This past week was a hard one at that. With the passing of a classmate and then the school shooting in Connecticut, I wish that I had some sort of deep and profound words, but then again, don't we all. Here in a rather dark post I will give my take on death and the light at the end of the tunnel.
I'll come out and say that I haven't had much personal experience with death. All of my grandparents and one of my great-grandparents are still living. The only other two great-grandparents I knew died when I was in the first few years of elementary school. Before the second of them died, my mom had gone out east to visit one last time. She called with the news and my dad told me. From what I can remember I really didn't have any initial reaction. It wasn't until after my sister got emotional that I felt more. It is hard to predict your response to death, and thinking about others dying is just depressing.

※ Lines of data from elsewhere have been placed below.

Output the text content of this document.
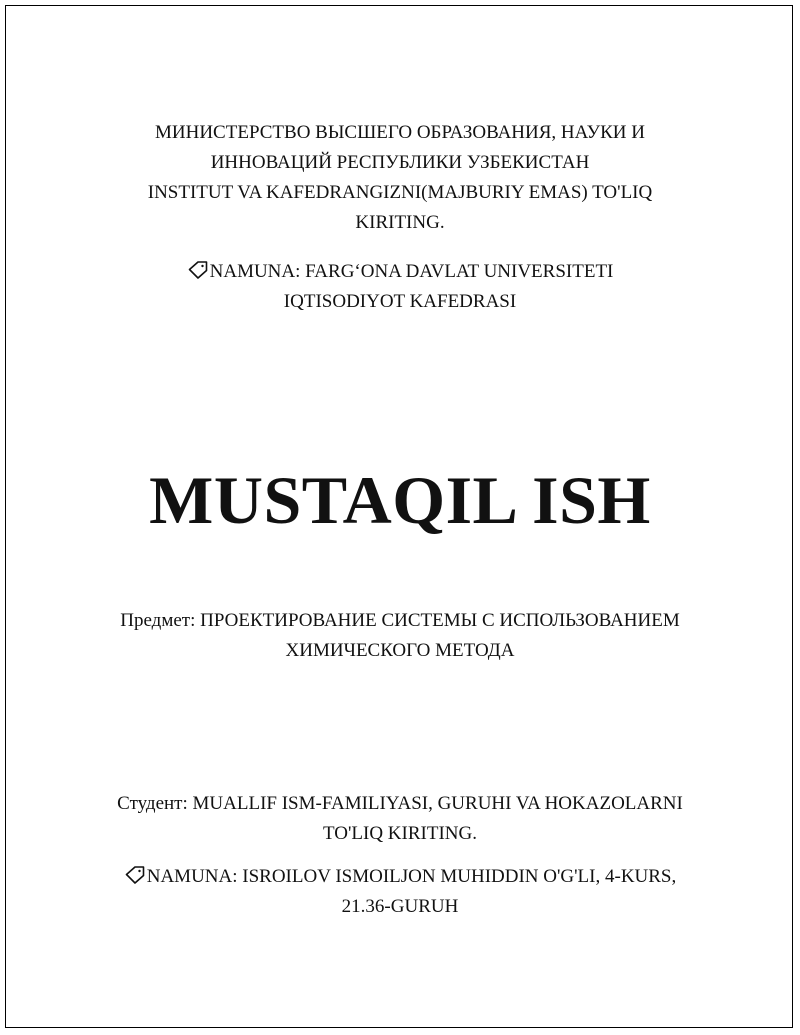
МИНИСТЕРСТВО ВЫСШЕГО ОБРАЗОВАНИЯ, НАУКИ И
ИННОВАЦИЙ РЕСПУБЛИКИ УЗБЕКИСТАН
INSTITUT VA KAFEDRANGIZNI(MAJBURIY EMAS) TO'LIQ
KIRITING.
NAMUNA: FARG‘ONA DAVLAT UNIVERSITETI
IQTISODIYOT KAFEDRASI
MUSTAQIL ISH
Предмет: ПРОЕКТИРОВАНИЕ СИСТЕМЫ С ИСПОЛЬЗОВАНИЕМ
ХИМИЧЕСКОГО МЕТОДА
Студент: MUALLIF ISM-FAMILIYASI, GURUHI VA HOKAZOLARNI
TO'LIQ KIRITING.
NAMUNA: ISROILOV ISMOILJON MUHIDDIN O'G'LI, 4-KURS,
21.36-GURUH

In our society death is always something that is feared. However, this fear is more or less only an enlarged child-like fear of the dark. Both are the fear of the unknown, but in one case there is a light-switch available. I am not sure if this fear that we have is warranted. I know there have been times when I have both feared, and not feared death, but if it is listed behind public speaking, like it often is, I should be alright.
I don't have much to say about David and the events in Connecticut. Both cases are very sad, but I don't have much of a connection to either. They are not much, but my condolences go to families and friends in both cases. It's not that I'm an emotionless robot, but I don't show much as a result of death, so I sit here typing stone-faced about these events claiming that I'm sad.